Val30Met FAP Patients’ Loss of Sensation Occurs in Both Upper and Lower Limbs, Study Reports
Familial amyloid polyneuropathy (FAP) patients who carry the Val30Met mutation experience loss of sensation (numbness), especially sense of touch pressure, rather than heat pain or thermal sensibility, in both their arms and legs, a study has found.
The study, “Kind and distribution of cutaneous sensation loss in hereditary transthyretin amyloidosis with polyneuropathy,” were published in Journal of the Neurological Sciences.
FAP, also known as hereditary transthyretin amyloidosis with polyneuropathy (hATTR-PN), is a rare progressive disease caused by genetic mutations in the TTR gene, which provides instructions for making a protein called transthyretin.

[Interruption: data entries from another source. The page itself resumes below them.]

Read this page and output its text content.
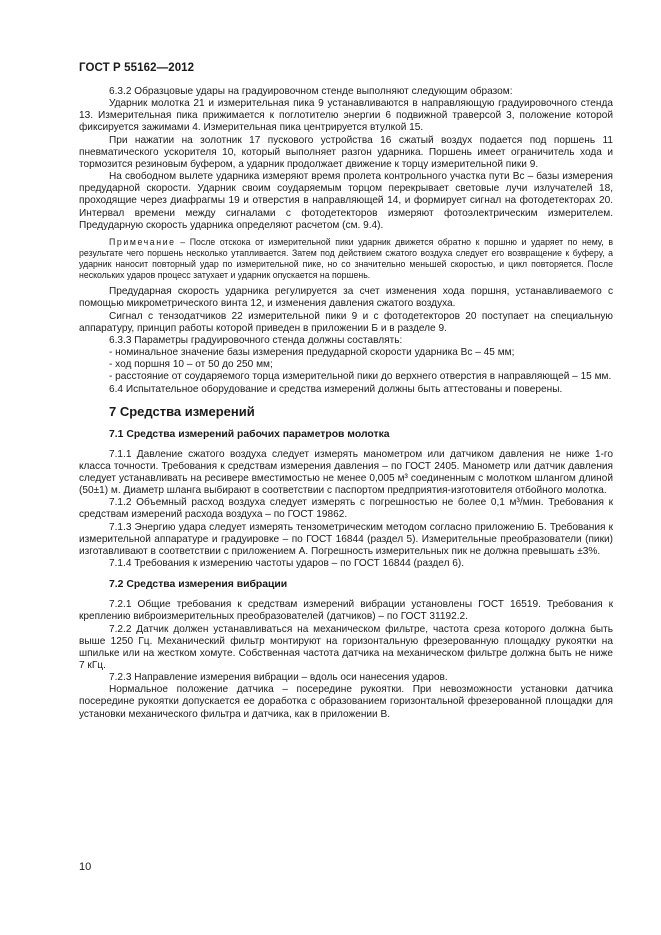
ГОСТ Р 55162—2012

6.3.2 Образцовые удары на градуировочном стенде выполняют следующим образом:

Ударник молотка 21 и измерительная пика 9 устанавливаются в направляющую градуировочного стенда 13. Измерительная пика прижимается к поглотителю энергии 6 подвижной траверсой 3, положение которой фиксируется зажимами 4. Измерительная пика центрируется втулкой 15.

При нажатии на золотник 17 пускового устройства 16 сжатый воздух подается под поршень 11 пневматического ускорителя 10, который выполняет разгон ударника. Поршень имеет ограничитель хода и тормозится резиновым буфером, а ударник продолжает движение к торцу измерительной пики 9.

На свободном вылете ударника измеряют время пролета контрольного участка пути Вс – базы измерения предударной скорости. Ударник своим соударяемым торцом перекрывает световые лучи излучателей 18, проходящие через диафрагмы 19 и отверстия в направляющей 14, и формирует сигнал на фотодетекторах 20. Интервал времени между сигналами с фотодетекторов измеряют фотоэлектрическим измерителем. Предударную скорость ударника определяют расчетом (см. 9.4).

Примечание – После отскока от измерительной пики ударник движется обратно к поршню и ударяет по нему, в результате чего поршень несколько утапливается. Затем под действием сжатого воздуха следует его возвращение к буферу, а ударник наносит повторный удар по измерительной пике, но со значительно меньшей скоростью, и цикл повторяется. После нескольких ударов процесс затухает и ударник опускается на поршень.

Предударная скорость ударника регулируется за счет изменения хода поршня, устанавливаемого с помощью микрометрического винта 12, и изменения давления сжатого воздуха.

Сигнал с тензодатчиков 22 измерительной пики 9 и с фотодетекторов 20 поступает на специальную аппаратуру, принцип работы которой приведен в приложении Б и в разделе 9.

6.3.3 Параметры градуировочного стенда должны составлять:

- номинальное значение базы измерения предударной скорости ударника Вс – 45 мм;

- ход поршня 10 – от 50 до 250 мм;

- расстояние от соударяемого торца измерительной пики до верхнего отверстия в направляющей – 15 мм.

6.4 Испытательное оборудование и средства измерений должны быть аттестованы и поверены.

7 Средства измерений
7.1 Средства измерений рабочих параметров молотка

7.1.1 Давление сжатого воздуха следует измерять манометром или датчиком давления не ниже 1-го класса точности. Требования к средствам измерения давления – по ГОСТ 2405. Манометр или датчик давления следует устанавливать на ресивере вместимостью не менее 0,005 м³ соединенным с молотком шлангом длиной (50±1) м. Диаметр шланга выбирают в соответствии с паспортом предприятия-изготовителя отбойного молотка.

7.1.2 Объемный расход воздуха следует измерять с погрешностью не более 0,1 м³/мин. Требования к средствам измерений расхода воздуха – по ГОСТ 19862.

7.1.3 Энергию удара следует измерять тензометрическим методом согласно приложению Б. Требования к измерительной аппаратуре и градуировке – по ГОСТ 16844 (раздел 5). Измерительные преобразователи (пики) изготавливают в соответствии с приложением А. Погрешность измерительных пик не должна превышать ±3%.

7.1.4 Требования к измерению частоты ударов – по ГОСТ 16844 (раздел 6).

7.2 Средства измерения вибрации

7.2.1 Общие требования к средствам измерений вибрации установлены ГОСТ 16519. Требования к креплению виброизмерительных преобразователей (датчиков) – по ГОСТ 31192.2.

7.2.2 Датчик должен устанавливаться на механическом фильтре, частота среза которого должна быть выше 1250 Гц. Механический фильтр монтируют на горизонтальную фрезерованную площадку рукоятки на шпильке или на жестком хомуте. Собственная частота датчика на механическом фильтре должна быть не ниже 7 кГц.

7.2.3 Направление измерения вибрации – вдоль оси нанесения ударов.

Нормальное положение датчика – посередине рукоятки. При невозможности установки датчика посередине рукоятки допускается ее доработка с образованием горизонтальной фрезерованной площадки для установки механического фильтра и датчика, как в приложении В.

10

Degeneration of sensory nerve fibers throughout the body causing loss of sensation is considered one of the hallmarks of hATTR-PN. Its distribution and severity are relevant indicators of disease progression and severity that can be used to monitor the health status of a patient or the effect of a treatment during clinical trials.
However, methods to assess sensation loss in a clinical setting have been far from ideal.
“Standard quantitative and graded stimuli are not used, algorithms of testing are not standard, defined or validated, and reference values for somatotopic [correspondence of a region of the body to a specific region of the central nervous system] sites studied are not available,” the researchers wrote.
“Even quantitative sensation testing at a standard site, e.g., of the foot or hand, provides only limited information because it is restricted to a single site which is not representative of the body surface distribution of sensation loss,” they added.
The team of investigators tested the utility of an automated, highly reproducible method to determine the distribution, severity, and kind — associated with large (TP) or small nerve fibers (HP) — of sensation loss on the body’s surface, called Smart Somatotopic Quantitative Sensation Testing (S ST QSTing), using a Computer Assisted Sensation Evaluator IVc (CASE IVc) system.
The study involved 169 untreated hATTR-PN patients — 40 with Val30Met at an early stage of disease, 47 with Val30Met at a later stage of disease, and 82 without Val30Met — who had been enrolled in the Phase 2/3 Ionis NEURO-TTR trial (NCT01737398).
Of these participants, 97% experienced loss of sensation, both TP and HP simultaneously (75%), or TP (23%) and HP (2%) alone. Numbness affected both legs in 90% of the patients and the arms in 82%. In general, TP loss was greater than HP loss, except for Val30Met patients who were still at the early stages of disease.
“We found that HP sensation loss was slightly greater than for TP in the early-onset Val30Met mutation group, with approximately 88% of these patients evaluated in centers in Portugal and Brazil (endemic hATTR-PN regions). Therefore, we conclude that typically in this polyneuropathy, in a multinational large cohort mostly from non-endemic areas, cutaneous sensation loss involves both large and small sensory fibers but slightly more small fibers in early-onset Val30Met patients,” the researchers said.
These findings support the use of S ST QSTing, a highly reliable and useful method, to monitor the distribution and severity of sensation loss in hATTR-PN patients.
“The introduction of S ST QSTing provides a novel, accurate, and reproducible way of evaluation of sensation loss in mild-to-severe stages of hATTR-PN. Furthermore, the S ST QSTing approaches used here make its results useful in the conduct of therapeutic trials,” the investigators concluded.